History

Sobroso Castle was built in order to control an essential crossroad between the southern Galicia inlands, the sea and Tui city in the south. It is located in mount Landín: a place with great visual control and of difficult access. It was part of a defensive system which, together with other fortresses like Soutomaior, Tebra or Torre de Fornelos, protected the “tierra de Toroño” or Turonium lands. Turonium was made up of the king lands inside Tui bishopric jurisdiction.

It is located in the Vilasobroso parish term (a traditional Galician division), known before as San Martiño de Portela, and belongs to the municipality of Mondariz. Its name evokes the cork trees (sobreiras in Galician) that used to be atop the hill, surrounding the castle in mystery, and nurturing the numerous legends in which it acts both as stage and protagonist.

Just as it happens with a good number of medieval structures in Galicia, we are not sure about the origins of Sobroso Castle. There is a document from 1095 referring to Lady Urraca and Lord Raymond of Burgundy, Counts of Galicia, and suggesting they might have given lordship over the castle to the city of Tui, but such interpretation is still under dispute.

There are more solid news on its existence in the 12th century.

The “Historia Compostelana”, narrating the events that happened to Diego Gelmírez —first Bishop of Santiago de Compostela— tells us how Queen Urraca was besieged inside the castle in 1117. Her own sister, Lady Theresa of Portugal, together with Lord Pedro Froilaz, Count of Traba, encircled the castle and forced the queen to run away to León. Legend says that she could escape thanks to an underground tunnel leading to the nearby Tea River. This episode in the struggle for power between Urraca and her heir Alfonso —future King Alfonso VII the Emperor— is a crucial moment in the history of the castle. But it would not be the only one.

The House of Traba, lineage of Lord Pedro Froilaz, was a Galician high-ranking noble family during the 12th and 13th centuries. They represented Galicia, as they held the title of counts of the realm. As such, they owned numerous strongholds in the region, including Sobroso.

The Castro substituted them in the early 14th century.

Nevertheless, after the battle of Puerto de Bueyes, near Baiona, in 1371, Pedro Ruiz Sarmiento together with Pedro Manrique defeated Fernando de Castro —supporter of Pedro I against Henry II of Trastámara, who was backed by the Sarmientos. Consequently, the House of Sarmiento finally settled in Galicia. Thus, the rise to power of a dynasty that gained lordship over Ribadavia and reached control over the region now named Salvaterra after them started. Since 1379, they ruled over Sobroso too, leaving their mark as no other family in the fortress, which had become head of an ample territory.

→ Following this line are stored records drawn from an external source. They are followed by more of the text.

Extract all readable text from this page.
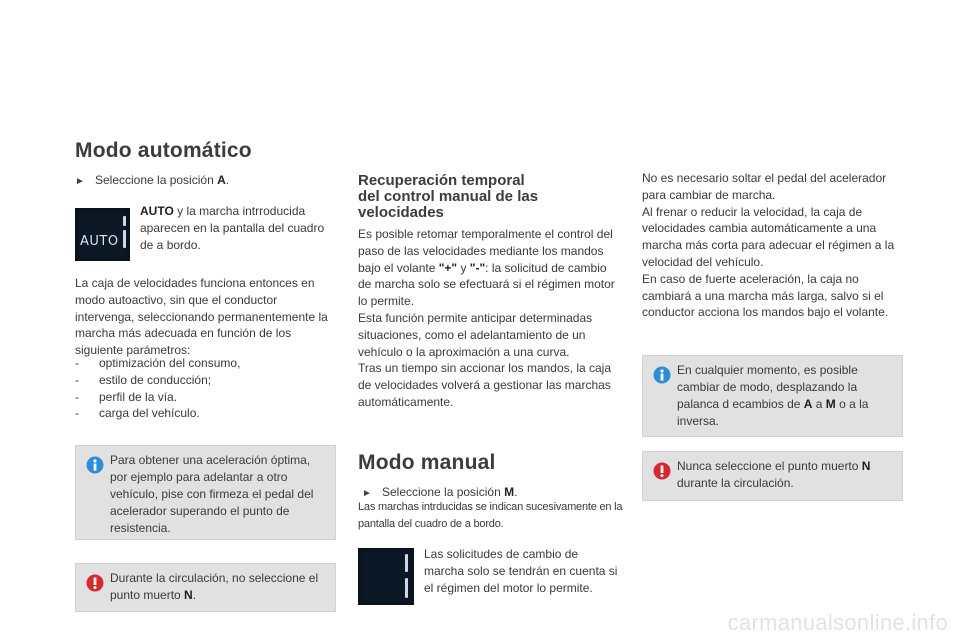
Modo automático
► Seleccione la posición A.
AUTO
AUTO y la marcha intrroducida aparecen en la pantalla del cuadro de a bordo.
La caja de velocidades funciona entonces en modo autoactivo, sin que el conductor intervenga, seleccionando permanentemente la marcha más adecuada en función de los siguiente parámetros:
-	optimización del consumo,
-	estilo de conducción;
-	perfil de la vía.
-	carga del vehículo.
Para obtener una aceleración óptima, por ejemplo para adelantar a otro vehículo, pise con firmeza el pedal del acelerador superando el punto de resistencia.
Durante la circulación, no seleccione el punto muerto N.
Recuperación temporal
del control manual de las
velocidades
Es posible retomar temporalmente el control del paso de las velocidades mediante los mandos bajo el volante "+" y "-": la solicitud de cambio de marcha solo se efectuará si el régimen motor lo permite.
Esta función permite anticipar determinadas situaciones, como el adelantamiento de un vehículo o la aproximación a una curva.
Tras un tiempo sin accionar los mandos, la caja de velocidades volverá a gestionar las marchas automáticamente.
Modo manual
► Seleccione la posición M.
Las marchas intrducidas se indican sucesivamente en la pantalla del cuadro de a bordo.
Las solicitudes de cambio de marcha solo se tendrán en cuenta si el régimen del motor lo permite.
No es necesario soltar el pedal del acelerador para cambiar de marcha.
Al frenar o reducir la velocidad, la caja de velocidades cambia automáticamente a una marcha más corta para adecuar el régimen a la velocidad del vehículo.
En caso de fuerte aceleración, la caja no cambiará a una marcha más larga, salvo si el conductor acciona los mandos bajo el volante.
En cualquier momento, es posible cambiar de modo, desplazando la palanca d ecambios de A a M o a la inversa.
Nunca seleccione el punto muerto N durante la circulación.
carmanualsonline.info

This was the beginning of a series of conflicts between the Sarmiento and the Sotomayor —two of the main houses disputing for power in southern Galicia. Weddings, litigations, duels and deaths in a dynastic fight that gave us some amazing stories. One such story tells how Pedro Álvarez de Sotomayor (known as Pedro Madruga, as he was an “early riser”) captured García Sarmiento —Lord of Sobroso— in a raid and, holding his sword against the prisoner's throat, demanded the surrender of the castle. The defenders refused, and despite Madruga's repeated attempts, he could not capture the bastion.

The castle ended up passing from hand to hand repeatedly in an era marked by war and bloody struggle for power between nobles until the pacification of Galicia undertook by the Catholic Monarchs, Isabella and Ferdinand.

The fortress was destroyed and rebuilt after the Great Irmandiña War and lost its defensive relevance over time. It became the main residence of the Sarmientos —who obtained the title of Marquises of Sobroso in 1625— until the 17th century. It was then when it became a ruin, little by little, due to its abandonment. In fact, the castle was in that state when the Countess of Pardo Bazán came across its ruins.

The abandonment of the castle in the 17th century, took place as a result of the departure of the main representatives of Galician nobility, who started to leave their castles to go live at court, where it was easier to gain influence over politics and the king. At that moment, the castle was controlled by merinos, who slowly saw the decline and fragmentation of their control over territory, parallel to the decay of the fortress until it fell into ruins in the 19th century.

This situation goes on until its last owner, Alejo Carrera, born and raised in Vilasobroso, bought it from the Count of Torrecedeira in 1923. Its reconstruction became his life’s mission. This prominent journalist, politician and philanthropist was the last lord of the castle. However, the history of this amazing monument is not only the one of its most distinguished occupants. Masons, cooks, servants, soldiers, troubadours… and maybe even fabled mouras and trasnos: all their lives intertwined with the castle and moulded its history.